Relationship between the cortical bone speed of sound (cSOS) of each bone and the insertion torque values (ITV)

Figure 8

Relationship between insertion torque values (ITV) of each implant and the cortical bone thickness (CbTh) of the area for implantation

Figure 9

Relationship between the cortical bone speed of sound (cSOS) of each bone and the insertion torque values (ITV) in cases where cortical bone thickness ranged from 3.0 to 3.5 mm

Between cSOS and ISQ

The mean ISQ values were 71.17 (min: 65.67; max: 75.33; standard deviation: 2.95). The cSOS of each bone correlates with ISQ (RS = 0.636, p < .05; Figure 10) for all of the bone samples. ISQ has become common to clinically evaluate implant stability (Meredith, Alleyne, & Cawley, 1996), and it facilitates the decision about whether immediate loading is feasible (Fischer, Bäckström, & Sennerby, 2009; Glauser et al., 2004). However, ISQ measurement cannot be used for preoperative diagnosis. This result suggests that there is a possibility that it can be estimated preoperatively whether or not immediate loading can be made by measuring cSOS.

Figure 10

Relationship between the cortical bone speed of sound (cSOS) and the mean implant stability quotient (ISQ) of each bone

DISCUSSION

To the best of our knowledge, this study is the first to report the relationship of cSOS values, determined using an axial ultrasound transmission device and dental clinical measurements. In this study, the correlation between cSOS and BMD, as well as between cSOS and Po, indicates that the axial transmission device used in this study, as well as in previous studies, reflects bone quality (Bossy et al., 2004). qCT has long been used to evaluate bone quality in the dental field (Kumar et al., 2012) but is unsuitable for repeated measurements due to the radiation exposure. On the other hand, ultrasound measurement requires no radiation exposure and is noninvasive (Mathieu, Chappard, Vayron, Michel, & Haiat, 2013). Thus, it is considered that ultrasound measurement can be used to evaluate the bone quality sequentially and to determine the appropriate time for implantation.

Previous studies have reported that ISQ correlates with the elastic modulus of the implant‐surrounding bone (Arai, Iwata, Saratani, Tanaka, & Kawazoe, 2007), and thus cSOS may correlate with ISQ, as it reflects bone mechanical properties. This result cSOS correlated with ISQ indicates that cSOS determined using an axial transmission device can predict ISQ preoperatively for determination of whether immediate loading can be performed. Moreover, cSOS did not correlate with ITV, except when CbTh was in the range of 3.0 to 3.5 mm. These results suggest that ITV are different even for the same thickness of cortical bone and that difference may reflect cortical bone quality, and cSOS reflects cortical bone quality exactly.

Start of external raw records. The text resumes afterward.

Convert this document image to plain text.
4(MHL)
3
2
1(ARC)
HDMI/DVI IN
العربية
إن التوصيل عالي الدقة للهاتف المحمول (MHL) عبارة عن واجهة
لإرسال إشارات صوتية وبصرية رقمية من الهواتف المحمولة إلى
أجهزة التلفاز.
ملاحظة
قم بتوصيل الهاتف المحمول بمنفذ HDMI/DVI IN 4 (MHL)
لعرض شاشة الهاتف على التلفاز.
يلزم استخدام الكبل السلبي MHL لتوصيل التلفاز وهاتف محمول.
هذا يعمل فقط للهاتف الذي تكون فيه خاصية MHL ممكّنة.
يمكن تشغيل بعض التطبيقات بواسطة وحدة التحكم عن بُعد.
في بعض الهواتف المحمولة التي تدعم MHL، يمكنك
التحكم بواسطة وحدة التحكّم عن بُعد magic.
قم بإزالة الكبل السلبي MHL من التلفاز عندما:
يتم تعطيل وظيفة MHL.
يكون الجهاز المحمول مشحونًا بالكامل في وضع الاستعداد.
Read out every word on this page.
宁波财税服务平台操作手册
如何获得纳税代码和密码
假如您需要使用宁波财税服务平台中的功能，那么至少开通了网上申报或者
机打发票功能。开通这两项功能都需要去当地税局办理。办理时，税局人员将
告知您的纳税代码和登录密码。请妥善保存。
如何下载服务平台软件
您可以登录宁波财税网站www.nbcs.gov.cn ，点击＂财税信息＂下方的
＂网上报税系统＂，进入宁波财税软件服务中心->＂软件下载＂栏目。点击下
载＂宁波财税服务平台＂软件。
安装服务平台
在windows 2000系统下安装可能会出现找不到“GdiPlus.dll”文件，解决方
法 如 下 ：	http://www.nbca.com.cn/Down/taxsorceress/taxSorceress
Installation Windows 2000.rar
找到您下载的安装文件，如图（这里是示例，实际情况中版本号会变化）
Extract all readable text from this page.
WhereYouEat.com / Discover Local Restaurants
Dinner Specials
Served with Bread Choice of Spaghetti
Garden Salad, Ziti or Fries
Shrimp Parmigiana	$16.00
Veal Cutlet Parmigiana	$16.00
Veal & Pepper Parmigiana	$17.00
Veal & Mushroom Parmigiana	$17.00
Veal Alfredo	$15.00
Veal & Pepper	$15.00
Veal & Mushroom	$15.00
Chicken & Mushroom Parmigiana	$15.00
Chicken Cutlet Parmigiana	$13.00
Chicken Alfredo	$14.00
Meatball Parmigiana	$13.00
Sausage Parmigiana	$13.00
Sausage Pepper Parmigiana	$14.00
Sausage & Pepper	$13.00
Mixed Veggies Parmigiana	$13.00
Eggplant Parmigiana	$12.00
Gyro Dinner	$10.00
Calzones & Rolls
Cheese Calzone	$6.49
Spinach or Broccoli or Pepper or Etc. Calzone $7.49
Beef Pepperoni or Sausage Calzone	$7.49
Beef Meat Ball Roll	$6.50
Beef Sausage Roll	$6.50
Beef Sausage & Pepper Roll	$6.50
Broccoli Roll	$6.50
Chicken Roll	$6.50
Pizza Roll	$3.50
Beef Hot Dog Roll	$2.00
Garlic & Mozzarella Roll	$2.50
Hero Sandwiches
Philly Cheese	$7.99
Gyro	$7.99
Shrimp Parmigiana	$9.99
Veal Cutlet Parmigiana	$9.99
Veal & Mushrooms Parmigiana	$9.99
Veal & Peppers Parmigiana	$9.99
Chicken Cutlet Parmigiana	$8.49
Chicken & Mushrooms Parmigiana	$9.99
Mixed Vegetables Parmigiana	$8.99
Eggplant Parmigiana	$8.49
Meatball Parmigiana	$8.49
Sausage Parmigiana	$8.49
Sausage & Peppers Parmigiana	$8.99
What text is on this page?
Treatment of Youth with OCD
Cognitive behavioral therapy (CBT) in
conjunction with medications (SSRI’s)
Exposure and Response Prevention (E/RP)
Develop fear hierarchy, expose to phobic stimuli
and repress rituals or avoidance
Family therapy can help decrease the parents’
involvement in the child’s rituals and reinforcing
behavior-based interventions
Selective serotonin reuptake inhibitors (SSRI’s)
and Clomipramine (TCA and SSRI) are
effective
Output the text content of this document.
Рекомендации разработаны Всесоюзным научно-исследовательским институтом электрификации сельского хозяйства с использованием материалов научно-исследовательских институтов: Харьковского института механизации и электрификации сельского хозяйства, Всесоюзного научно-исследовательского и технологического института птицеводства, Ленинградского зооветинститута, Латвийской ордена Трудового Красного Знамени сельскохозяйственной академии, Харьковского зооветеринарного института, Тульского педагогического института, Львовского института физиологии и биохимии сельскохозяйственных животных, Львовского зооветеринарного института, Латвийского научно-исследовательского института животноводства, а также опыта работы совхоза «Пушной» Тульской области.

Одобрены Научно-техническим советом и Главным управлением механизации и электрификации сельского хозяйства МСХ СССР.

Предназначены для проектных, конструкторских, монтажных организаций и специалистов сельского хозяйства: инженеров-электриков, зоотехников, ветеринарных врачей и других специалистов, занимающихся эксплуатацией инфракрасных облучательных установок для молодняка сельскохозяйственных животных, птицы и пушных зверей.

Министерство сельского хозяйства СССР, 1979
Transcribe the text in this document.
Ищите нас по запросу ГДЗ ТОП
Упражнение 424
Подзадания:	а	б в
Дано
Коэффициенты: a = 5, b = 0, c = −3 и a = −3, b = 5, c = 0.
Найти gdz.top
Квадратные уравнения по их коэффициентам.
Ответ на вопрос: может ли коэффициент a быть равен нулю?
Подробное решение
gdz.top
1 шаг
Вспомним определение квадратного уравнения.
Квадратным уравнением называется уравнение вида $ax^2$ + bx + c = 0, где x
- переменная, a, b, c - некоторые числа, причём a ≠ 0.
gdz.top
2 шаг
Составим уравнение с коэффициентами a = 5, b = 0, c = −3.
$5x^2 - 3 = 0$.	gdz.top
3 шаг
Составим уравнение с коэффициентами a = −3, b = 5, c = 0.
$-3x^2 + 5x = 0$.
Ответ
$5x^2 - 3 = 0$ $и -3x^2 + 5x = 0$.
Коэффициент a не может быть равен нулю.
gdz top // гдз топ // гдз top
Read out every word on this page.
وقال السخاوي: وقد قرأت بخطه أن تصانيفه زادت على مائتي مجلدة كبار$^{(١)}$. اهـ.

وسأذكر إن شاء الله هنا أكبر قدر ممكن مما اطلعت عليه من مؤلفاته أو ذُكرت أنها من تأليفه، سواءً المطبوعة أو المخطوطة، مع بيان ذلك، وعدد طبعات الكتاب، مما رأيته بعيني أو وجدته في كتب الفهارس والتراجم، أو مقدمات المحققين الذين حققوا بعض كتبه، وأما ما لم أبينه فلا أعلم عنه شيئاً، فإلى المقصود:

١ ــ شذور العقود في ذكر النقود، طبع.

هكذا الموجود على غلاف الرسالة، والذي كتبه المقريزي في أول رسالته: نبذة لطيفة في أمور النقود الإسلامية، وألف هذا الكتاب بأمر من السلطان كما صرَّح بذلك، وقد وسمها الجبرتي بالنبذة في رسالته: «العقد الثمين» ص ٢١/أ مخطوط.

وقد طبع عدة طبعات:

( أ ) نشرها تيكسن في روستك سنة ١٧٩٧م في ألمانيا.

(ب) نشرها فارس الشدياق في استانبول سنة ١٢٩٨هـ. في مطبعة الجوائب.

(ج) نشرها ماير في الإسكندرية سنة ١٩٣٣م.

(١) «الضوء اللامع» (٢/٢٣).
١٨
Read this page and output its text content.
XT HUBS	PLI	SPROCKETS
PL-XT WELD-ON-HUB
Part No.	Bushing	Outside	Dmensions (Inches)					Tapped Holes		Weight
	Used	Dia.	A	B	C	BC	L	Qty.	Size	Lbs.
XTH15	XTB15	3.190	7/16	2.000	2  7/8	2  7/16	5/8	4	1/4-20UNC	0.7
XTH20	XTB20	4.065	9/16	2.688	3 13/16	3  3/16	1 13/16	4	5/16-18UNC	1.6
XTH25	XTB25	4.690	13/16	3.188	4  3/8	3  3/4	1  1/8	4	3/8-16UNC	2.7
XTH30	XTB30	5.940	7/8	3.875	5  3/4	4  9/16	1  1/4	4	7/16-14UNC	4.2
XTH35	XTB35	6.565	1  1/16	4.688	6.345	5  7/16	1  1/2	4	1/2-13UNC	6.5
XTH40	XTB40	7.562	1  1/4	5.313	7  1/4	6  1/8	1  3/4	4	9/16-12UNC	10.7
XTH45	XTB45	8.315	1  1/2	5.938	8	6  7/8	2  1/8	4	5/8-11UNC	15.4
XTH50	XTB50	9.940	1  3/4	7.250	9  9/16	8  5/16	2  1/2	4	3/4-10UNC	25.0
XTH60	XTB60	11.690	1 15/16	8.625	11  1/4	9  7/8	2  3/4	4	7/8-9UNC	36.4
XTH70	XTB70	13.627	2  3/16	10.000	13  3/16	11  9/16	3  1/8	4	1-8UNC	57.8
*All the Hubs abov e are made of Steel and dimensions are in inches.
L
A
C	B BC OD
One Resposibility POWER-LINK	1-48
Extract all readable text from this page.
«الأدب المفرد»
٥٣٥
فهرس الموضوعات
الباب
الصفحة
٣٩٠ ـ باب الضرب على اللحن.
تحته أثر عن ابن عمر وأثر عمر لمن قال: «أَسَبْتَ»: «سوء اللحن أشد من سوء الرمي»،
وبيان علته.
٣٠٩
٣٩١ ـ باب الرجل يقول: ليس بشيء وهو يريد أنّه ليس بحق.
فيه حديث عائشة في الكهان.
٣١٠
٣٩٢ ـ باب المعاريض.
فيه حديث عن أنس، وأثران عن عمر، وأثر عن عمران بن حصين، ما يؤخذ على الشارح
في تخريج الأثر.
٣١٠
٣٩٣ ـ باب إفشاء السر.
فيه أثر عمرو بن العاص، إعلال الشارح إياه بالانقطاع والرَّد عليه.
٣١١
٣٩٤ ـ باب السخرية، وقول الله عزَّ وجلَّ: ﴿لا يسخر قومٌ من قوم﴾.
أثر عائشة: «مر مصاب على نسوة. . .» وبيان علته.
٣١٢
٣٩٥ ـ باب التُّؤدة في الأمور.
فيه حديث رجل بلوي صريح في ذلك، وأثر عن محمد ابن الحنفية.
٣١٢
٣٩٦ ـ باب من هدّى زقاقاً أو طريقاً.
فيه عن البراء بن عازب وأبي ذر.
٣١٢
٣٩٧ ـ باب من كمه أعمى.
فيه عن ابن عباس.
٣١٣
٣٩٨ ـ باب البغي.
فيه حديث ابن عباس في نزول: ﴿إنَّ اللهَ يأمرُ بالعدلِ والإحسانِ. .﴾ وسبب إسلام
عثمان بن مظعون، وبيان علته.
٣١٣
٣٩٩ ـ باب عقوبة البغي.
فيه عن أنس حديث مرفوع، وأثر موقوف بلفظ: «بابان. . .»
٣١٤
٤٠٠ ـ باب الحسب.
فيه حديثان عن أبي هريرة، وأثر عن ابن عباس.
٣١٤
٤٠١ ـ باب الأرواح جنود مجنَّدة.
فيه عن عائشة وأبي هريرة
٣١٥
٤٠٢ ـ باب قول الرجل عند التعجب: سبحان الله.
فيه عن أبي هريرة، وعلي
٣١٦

The axial transmission device used in this study allows medical clinicians to evaluate bone quality of the long bone, femur, and tibia, and so on (Daugschies, Rohde, Glüer, & Barkmann, 2014; Xu, Ta, He, Qin, & Wang, 2014). Therefore, miniaturization of the device and further studies with human jawbone are needed for this device to be used in the oral cavity. Furthermore, the soft tissue was removed from the bone samples used in this study. Therefore, these samples do not reflect the bone in a clinical situation, and the effect of the oral mucosa remains unclear.

However, evaluating bone quality of the area targeted for implantation using an axial ultrasound transmission device used in this study can predict the primary stability, preoperatively. These findings show that cSOS is valuable for evaluating bone quality.

CONCLUSION

cSOS reflects the cortical bone quality, suggesting the possibility of being clinically useful as a preoperative diagnosis of the implant in an ex vivo model.